I believe long range strategic planning is not all it’s cracked up to be. In fact, an article in Harvard Business Review states that ‘strategic planning sometimes only serves as a mechanism to ratify decisions that were made months before’.

Getting bogged down by your company’s long range strategic planning process can paralyze a workforce. I learned the difference between planning and between making decisions as I watched an outside team of investors begin to dangle the acquisition carrot in front of our faces. We had 75 employees and had just begun to build a very strong management team.

Their strategy was a part of the roll-up craze that swept through the marketing, internet and advertising industry in 1999. So we went through a series of strategic planning meetings that brought several of us from different successful companies together to determine how this new entity would be structured.

Over lunch one day, several months into the planning cycle that appeared to me to be stranded in no man’s land, I remember asking the new CEO of this venture when some decisions would actually be made to move us forward.

What I didn’t realize then was that this CEO had never really run a company. His background was in large corporations, running divisions of a larger enterprise. His expertise was not in starting a company. That was our last meeting and soon after, the roll-up rolled away for lack of clarity, a defined market and ultimately the CEO’s inability to make decisions instead of to make plans.

I know planning is a critical aspect of any business’s success. But planning for planning sake will not a company make.

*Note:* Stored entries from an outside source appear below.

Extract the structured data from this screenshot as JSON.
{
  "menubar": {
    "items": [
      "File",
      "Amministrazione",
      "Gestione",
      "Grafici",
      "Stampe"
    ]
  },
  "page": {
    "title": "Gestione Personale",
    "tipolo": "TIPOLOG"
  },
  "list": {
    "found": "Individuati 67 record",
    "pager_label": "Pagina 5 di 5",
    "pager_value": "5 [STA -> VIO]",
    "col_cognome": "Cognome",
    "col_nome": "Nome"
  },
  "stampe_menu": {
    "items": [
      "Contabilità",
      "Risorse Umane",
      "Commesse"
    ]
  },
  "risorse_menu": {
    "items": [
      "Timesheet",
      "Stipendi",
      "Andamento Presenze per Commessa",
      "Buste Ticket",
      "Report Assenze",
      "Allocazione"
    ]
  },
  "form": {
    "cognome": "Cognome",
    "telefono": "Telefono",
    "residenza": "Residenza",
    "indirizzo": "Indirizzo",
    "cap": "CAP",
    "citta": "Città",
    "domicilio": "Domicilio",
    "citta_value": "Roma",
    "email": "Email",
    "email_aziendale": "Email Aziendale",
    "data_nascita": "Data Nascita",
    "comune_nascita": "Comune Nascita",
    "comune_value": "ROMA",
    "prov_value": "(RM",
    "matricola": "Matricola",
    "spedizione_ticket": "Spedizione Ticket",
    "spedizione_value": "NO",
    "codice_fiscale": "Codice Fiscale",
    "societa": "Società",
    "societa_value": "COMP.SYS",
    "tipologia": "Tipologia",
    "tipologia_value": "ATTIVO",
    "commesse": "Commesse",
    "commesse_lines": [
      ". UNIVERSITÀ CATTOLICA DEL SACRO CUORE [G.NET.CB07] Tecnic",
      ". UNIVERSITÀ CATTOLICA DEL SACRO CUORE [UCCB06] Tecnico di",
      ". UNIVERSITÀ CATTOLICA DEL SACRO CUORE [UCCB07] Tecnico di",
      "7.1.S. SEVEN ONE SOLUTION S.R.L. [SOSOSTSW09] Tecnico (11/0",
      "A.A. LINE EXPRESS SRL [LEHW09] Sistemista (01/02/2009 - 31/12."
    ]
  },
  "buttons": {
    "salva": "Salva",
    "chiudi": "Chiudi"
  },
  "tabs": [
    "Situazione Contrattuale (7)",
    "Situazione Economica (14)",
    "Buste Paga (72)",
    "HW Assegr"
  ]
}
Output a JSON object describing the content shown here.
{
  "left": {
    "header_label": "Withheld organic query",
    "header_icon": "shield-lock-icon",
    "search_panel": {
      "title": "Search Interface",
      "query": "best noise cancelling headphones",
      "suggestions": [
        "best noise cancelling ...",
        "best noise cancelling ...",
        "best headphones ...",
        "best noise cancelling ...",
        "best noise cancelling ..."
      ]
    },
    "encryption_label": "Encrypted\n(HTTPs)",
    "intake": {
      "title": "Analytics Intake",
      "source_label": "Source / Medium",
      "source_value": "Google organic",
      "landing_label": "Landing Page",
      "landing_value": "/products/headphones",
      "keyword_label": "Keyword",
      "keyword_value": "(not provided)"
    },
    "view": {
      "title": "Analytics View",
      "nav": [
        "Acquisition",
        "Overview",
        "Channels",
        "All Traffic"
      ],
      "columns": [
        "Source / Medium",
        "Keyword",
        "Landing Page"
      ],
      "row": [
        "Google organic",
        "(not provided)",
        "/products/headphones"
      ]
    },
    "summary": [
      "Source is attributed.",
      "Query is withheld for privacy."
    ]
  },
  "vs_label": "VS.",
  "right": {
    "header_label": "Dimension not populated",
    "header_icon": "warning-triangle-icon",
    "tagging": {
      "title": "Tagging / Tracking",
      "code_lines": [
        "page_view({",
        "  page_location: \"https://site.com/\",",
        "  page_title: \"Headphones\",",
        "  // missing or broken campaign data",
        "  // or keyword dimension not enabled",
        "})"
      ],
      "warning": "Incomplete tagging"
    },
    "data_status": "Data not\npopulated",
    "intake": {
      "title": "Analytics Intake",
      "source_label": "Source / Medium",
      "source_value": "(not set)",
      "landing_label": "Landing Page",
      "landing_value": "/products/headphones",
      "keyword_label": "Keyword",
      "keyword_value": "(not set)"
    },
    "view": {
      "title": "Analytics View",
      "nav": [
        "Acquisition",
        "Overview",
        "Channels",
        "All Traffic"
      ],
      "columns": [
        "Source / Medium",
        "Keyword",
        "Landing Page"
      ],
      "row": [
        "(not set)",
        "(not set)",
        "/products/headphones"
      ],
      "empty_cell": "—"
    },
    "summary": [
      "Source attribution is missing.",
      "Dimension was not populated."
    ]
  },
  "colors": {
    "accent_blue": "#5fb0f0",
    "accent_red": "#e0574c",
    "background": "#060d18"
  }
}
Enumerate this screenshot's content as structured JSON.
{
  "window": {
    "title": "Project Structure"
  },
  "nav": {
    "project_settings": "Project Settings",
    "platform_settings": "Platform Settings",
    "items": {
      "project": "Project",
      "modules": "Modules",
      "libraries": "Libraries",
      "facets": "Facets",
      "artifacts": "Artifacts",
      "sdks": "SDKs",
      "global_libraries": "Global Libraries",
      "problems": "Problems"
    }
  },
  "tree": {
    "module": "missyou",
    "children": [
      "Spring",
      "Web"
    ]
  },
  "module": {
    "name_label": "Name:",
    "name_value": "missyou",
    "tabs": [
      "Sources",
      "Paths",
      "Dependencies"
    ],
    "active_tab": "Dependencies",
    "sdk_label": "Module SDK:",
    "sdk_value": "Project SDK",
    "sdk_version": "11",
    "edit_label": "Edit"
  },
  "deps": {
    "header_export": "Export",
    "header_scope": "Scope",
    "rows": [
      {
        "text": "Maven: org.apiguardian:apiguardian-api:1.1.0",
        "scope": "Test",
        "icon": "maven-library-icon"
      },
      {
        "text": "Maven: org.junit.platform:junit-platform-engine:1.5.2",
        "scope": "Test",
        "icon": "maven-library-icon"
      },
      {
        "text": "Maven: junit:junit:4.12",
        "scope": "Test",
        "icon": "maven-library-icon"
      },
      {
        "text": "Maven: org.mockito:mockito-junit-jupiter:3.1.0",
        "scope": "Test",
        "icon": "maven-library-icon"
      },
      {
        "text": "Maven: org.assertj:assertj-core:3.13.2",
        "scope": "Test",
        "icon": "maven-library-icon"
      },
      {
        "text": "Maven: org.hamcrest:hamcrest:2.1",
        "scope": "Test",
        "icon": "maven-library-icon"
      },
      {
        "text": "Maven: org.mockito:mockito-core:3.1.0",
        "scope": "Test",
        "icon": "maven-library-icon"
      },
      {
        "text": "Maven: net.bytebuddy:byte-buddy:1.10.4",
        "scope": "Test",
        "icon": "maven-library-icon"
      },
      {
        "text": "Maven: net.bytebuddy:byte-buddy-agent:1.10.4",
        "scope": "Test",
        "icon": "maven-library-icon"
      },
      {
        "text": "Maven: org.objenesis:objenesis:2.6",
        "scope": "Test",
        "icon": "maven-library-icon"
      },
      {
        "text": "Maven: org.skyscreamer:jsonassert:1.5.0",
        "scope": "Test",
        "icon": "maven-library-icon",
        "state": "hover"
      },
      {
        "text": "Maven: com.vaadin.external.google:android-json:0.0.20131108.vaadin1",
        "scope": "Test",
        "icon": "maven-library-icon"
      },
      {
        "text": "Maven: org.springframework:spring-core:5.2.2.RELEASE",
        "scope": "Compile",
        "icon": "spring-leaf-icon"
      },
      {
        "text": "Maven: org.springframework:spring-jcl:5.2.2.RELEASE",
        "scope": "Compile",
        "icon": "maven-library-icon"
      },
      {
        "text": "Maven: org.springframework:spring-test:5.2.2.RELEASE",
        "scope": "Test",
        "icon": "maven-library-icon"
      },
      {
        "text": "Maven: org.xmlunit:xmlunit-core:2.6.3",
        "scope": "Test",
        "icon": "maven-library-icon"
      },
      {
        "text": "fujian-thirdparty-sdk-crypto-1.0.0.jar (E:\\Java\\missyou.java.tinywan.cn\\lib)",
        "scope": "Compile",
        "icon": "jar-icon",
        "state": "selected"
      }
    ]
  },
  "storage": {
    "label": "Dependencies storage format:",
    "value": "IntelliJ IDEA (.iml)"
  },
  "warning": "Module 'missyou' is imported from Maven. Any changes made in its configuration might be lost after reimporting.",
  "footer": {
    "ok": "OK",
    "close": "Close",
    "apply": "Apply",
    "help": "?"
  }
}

An effective plan must include:

  1. Your ability and openness to challenge all assumptions about the customer, the competition, the market and your company’s offerings
  2. Specific steps on how your leadership team will be involved in co-authoring your plan
  3. A process that will allow issues to be uncovered and discussed openly in order to get to the root cause of those issues
  4. Follow-up action steps to involve all employees at some specific point in the planning process
  5. 90-day short-term initiatives that deliver results and engage people so they see that their actions create successful outcomes

Short-term, specific action plans that people can implement with short-term results will lead to long range behavior shifts. You’ll help people get aligned behind the right issues and help create engagement because they see their signature on each action step.